The Business Case for More Memory

You need more memory. Really, you do.

I had 256MB of RAM on my laptop; now I have 512MB. This is not enough. This is not enough because I will swap.

Performance optimization, whether on a server or a desktop, is a matter of reducing I/O bottlenecks so that threads are not waiting to execute. In English, so that things can happen as quickly as they can. There are four basic subsystems which can be optimized, ranked in order of their speed.

  • Processor
  • Memory
  • Disk
  • Network

Most processors now are more than sufficient for most user activity. If you see excessive processor usage, it can generally be attributed to a bottleneck elsewhere.

The first place to look is memory. Are the programs which you use frequently entirely resident in memory? No? In that case, you’ll be using a virtual memory swap file on disk. You need more memory.

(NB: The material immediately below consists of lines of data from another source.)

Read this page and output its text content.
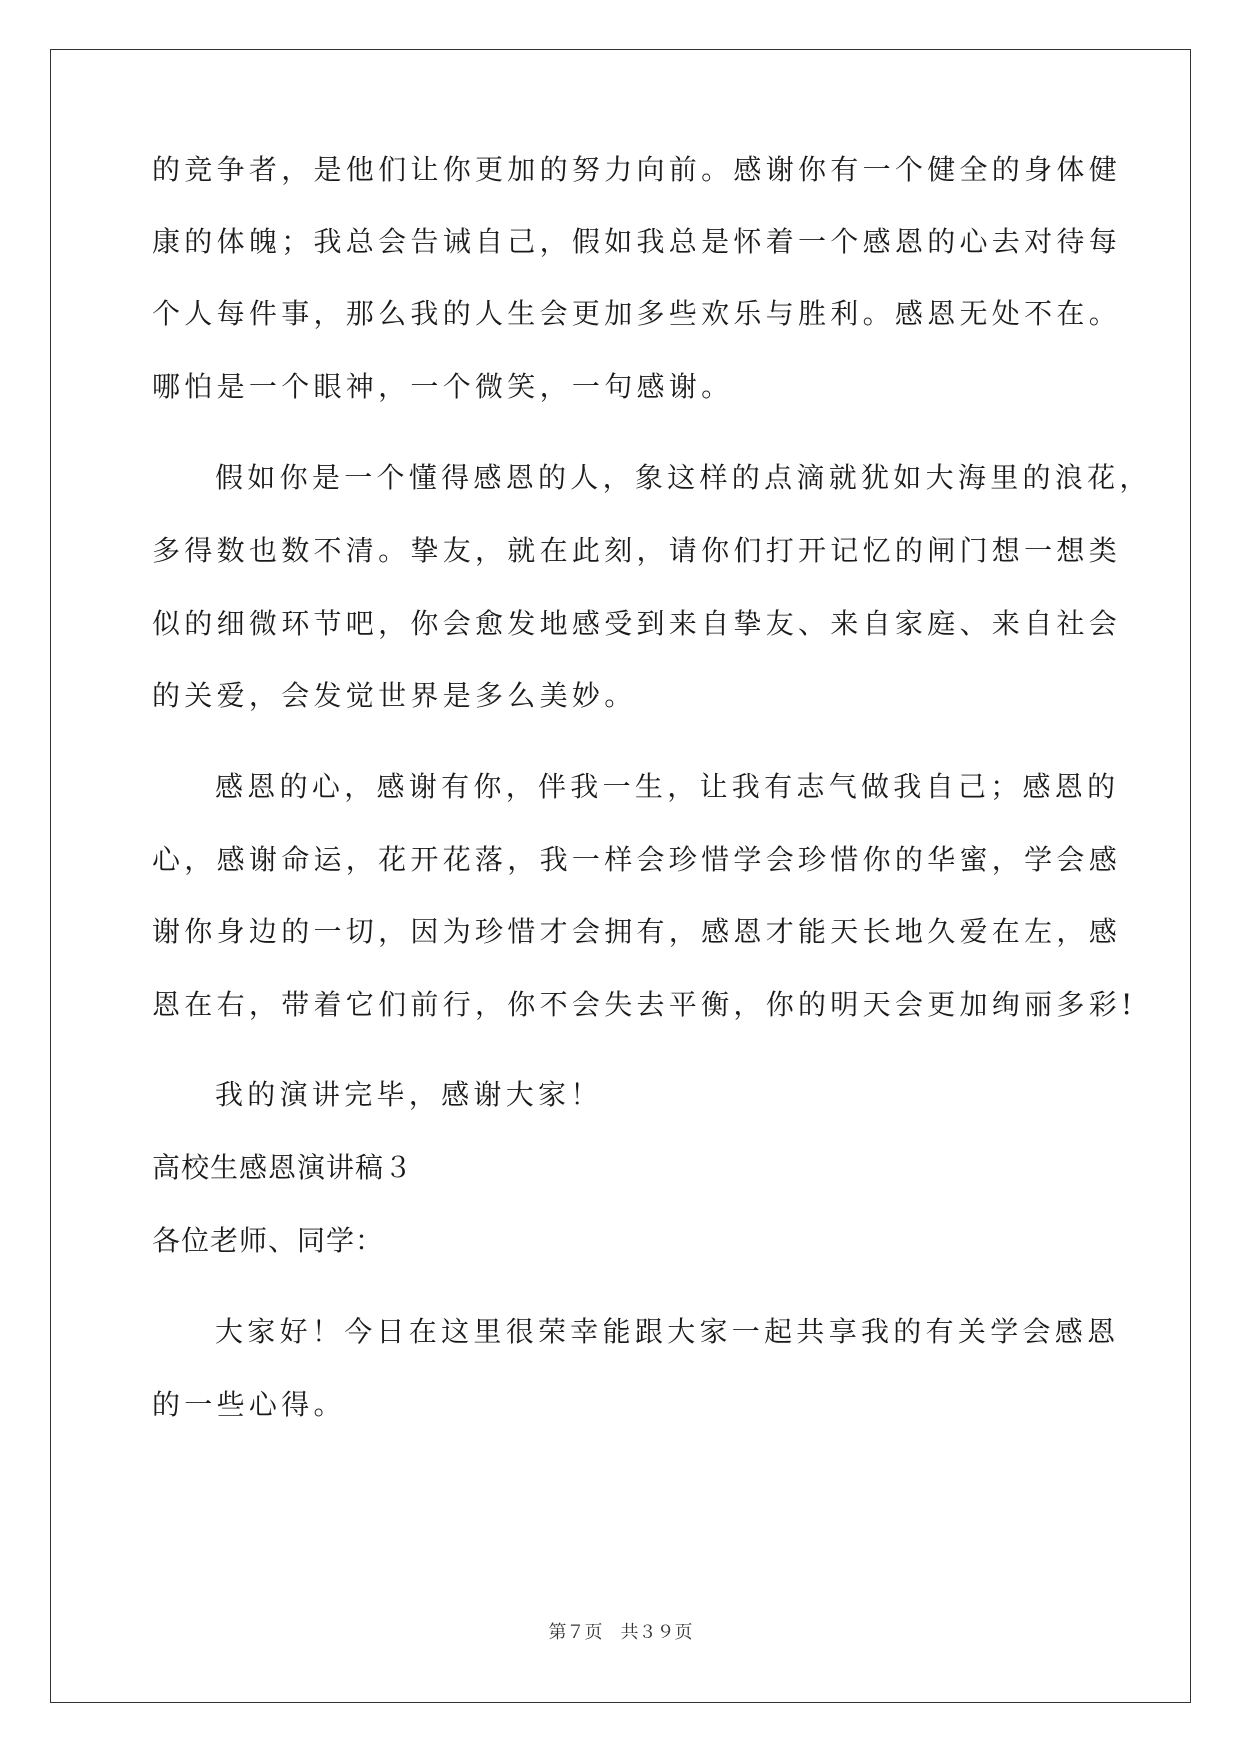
的竞争者，是他们让你更加的努力向前。感谢你有一个健全的身体健
康的体魄；我总会告诫自己，假如我总是怀着一个感恩的心去对待每
个人每件事，那么我的人生会更加多些欢乐与胜利。感恩无处不在。
哪怕是一个眼神，一个微笑，一句感谢。
假如你是一个懂得感恩的人，象这样的点滴就犹如大海里的浪花，
多得数也数不清。挚友，就在此刻，请你们打开记忆的闸门想一想类
似的细微环节吧，你会愈发地感受到来自挚友、来自家庭、来自社会
的关爱，会发觉世界是多么美妙。
感恩的心，感谢有你，伴我一生，让我有志气做我自己；感恩的
心，感谢命运，花开花落，我一样会珍惜学会珍惜你的华蜜，学会感
谢你身边的一切，因为珍惜才会拥有，感恩才能天长地久爱在左，感
恩在右，带着它们前行，你不会失去平衡，你的明天会更加绚丽多彩!
我的演讲完毕，感谢大家！
高校生感恩演讲稿３
各位老师、同学：
大家好！今日在这里很荣幸能跟大家一起共享我的有关学会感恩
的一些心得。
第７页　共３９页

It may be that while the programs reside in memory, they will read data from the disk into memory, and then exceed the amount of real memory available. This is fine temporarily, but if it is persistent can be a problem. If you are working with large data sets, or with many not-so-recently-used files, you can find yourself in a situation where processing slows while the system waits for files to be read from disk to memory. This is hard to avoid, but the operating system tries. One common method for avoiding slow disk performance is to cache data in memory. You need more memory.

Data transfers over the network are often slower than reading them from disk. One common method for avoiding slow network performance is to cache data on local storage. This way you don’t have to transfer the files again if they haven’t changed. Once they are on disk, the former paragraph applies. You need more memory.

One common method for avoiding slow network performance is to cache data on local storage. One common method for avoiding slow disk performance is to cache data in memory. And one common method for addressing a memory shortage is to swap data to disk. So you need more memory.

Everything goes into memory. When we swap memory pages out to disk, the applications need to wait for the disk subsystem to complete input/output operations before they can execute. This is slow. Slow execution takes more time. Time is money. QED.